In between other short-term gigs in Kodiak and starting a kayak-touring business, Gardner also got cast on a Discovery network reality TV show in 2015 called Bering Sea Gold, shot in Nome, Alaska. After auguring through a few feet of ice in Norton Sound, she would dive down through the hole connected to air, communications and hot water lines. She was supposed to be dredging for gold, but Gardner was more interested in the marine life.
“I wasn’t a very efficient operator,” she says with a laugh. “It was fascinating to be under there and see the ocean floor from that perspective at that time of year.”
Raised in St. Louis, Gardner grew up going on camping trips with her family to the North and South Carolina coasts. After staying close to home to earn her undergraduate degree in biology at Truman State University, she felt inclined to return to the Lowcountry to pursue her master’s. The College experience didn’t disappoint.
“I made some of the best friendships of my life,” she says. “I honestly can’t imagine a better program the way it was set up, seeing how much science could be done. And I just had phenomenal teachers.
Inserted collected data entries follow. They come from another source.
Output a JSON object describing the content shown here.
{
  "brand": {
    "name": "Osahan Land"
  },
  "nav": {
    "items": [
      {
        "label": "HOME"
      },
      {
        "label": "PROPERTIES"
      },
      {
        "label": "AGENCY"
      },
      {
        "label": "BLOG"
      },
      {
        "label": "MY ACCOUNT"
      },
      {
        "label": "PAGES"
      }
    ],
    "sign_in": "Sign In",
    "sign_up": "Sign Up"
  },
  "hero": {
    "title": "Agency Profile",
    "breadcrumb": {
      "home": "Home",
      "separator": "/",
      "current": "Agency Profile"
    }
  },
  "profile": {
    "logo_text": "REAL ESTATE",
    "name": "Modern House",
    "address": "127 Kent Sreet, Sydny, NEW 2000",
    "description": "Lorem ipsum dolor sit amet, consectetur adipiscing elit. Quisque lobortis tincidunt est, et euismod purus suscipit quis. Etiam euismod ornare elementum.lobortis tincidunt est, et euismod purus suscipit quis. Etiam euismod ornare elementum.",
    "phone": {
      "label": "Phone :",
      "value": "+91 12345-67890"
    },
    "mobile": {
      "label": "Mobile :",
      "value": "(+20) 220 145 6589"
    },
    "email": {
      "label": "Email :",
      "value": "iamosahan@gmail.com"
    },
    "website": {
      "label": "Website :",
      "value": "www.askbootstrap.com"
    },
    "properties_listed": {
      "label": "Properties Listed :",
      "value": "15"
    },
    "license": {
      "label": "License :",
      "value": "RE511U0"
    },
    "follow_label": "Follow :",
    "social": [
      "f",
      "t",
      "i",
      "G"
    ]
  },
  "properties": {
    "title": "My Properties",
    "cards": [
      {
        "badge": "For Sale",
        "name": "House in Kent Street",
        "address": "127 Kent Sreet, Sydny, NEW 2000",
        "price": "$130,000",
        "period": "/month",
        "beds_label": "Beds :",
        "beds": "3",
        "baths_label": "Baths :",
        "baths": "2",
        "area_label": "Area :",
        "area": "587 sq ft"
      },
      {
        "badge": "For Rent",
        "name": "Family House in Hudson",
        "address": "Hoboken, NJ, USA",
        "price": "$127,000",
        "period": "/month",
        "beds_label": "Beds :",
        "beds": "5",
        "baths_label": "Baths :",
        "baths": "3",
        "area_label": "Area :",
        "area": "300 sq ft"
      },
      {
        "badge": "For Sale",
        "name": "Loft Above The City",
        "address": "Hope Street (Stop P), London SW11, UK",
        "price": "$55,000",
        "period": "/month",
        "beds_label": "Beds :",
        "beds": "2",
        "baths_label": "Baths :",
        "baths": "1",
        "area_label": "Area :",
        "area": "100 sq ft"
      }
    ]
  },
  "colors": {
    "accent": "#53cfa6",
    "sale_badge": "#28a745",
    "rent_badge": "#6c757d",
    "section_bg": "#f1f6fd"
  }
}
I feel very lucky.”
In 2017, she landed her job in NOAA’s Shellfish Assessment Program, which includes months at sea in the summer to do bottom-trawl surveys to help inform management decisions on catch limits. The survey numbers were so low for crab last summer that the Alaska Department of Fish and Game canceled the Bering Sea snow crab season this winter for the first time.
“It’s an interesting time to be a shellfish biologist because we’re experiencing huge population declines,” she says. “I’ve got an experiment running right now in our seawater lab looking at ocean acidification and temperature and how their synergistic effects might be affecting snow crabs.”
Customers of her kayaking tours, which she runs in her free time, are treated to not just crystal-clear water, but a marine expert who can talk knowledgeably about all the sea life they encounter.
“I definitely nerd out a ton on every tour,” says Gardner, whose husband owns the local bike shop. “I warn customers and say, ‘If you just want to take in the scenery, I completely understand.’ But I’ve never had anyone ask me to stop imparting science knowledge.”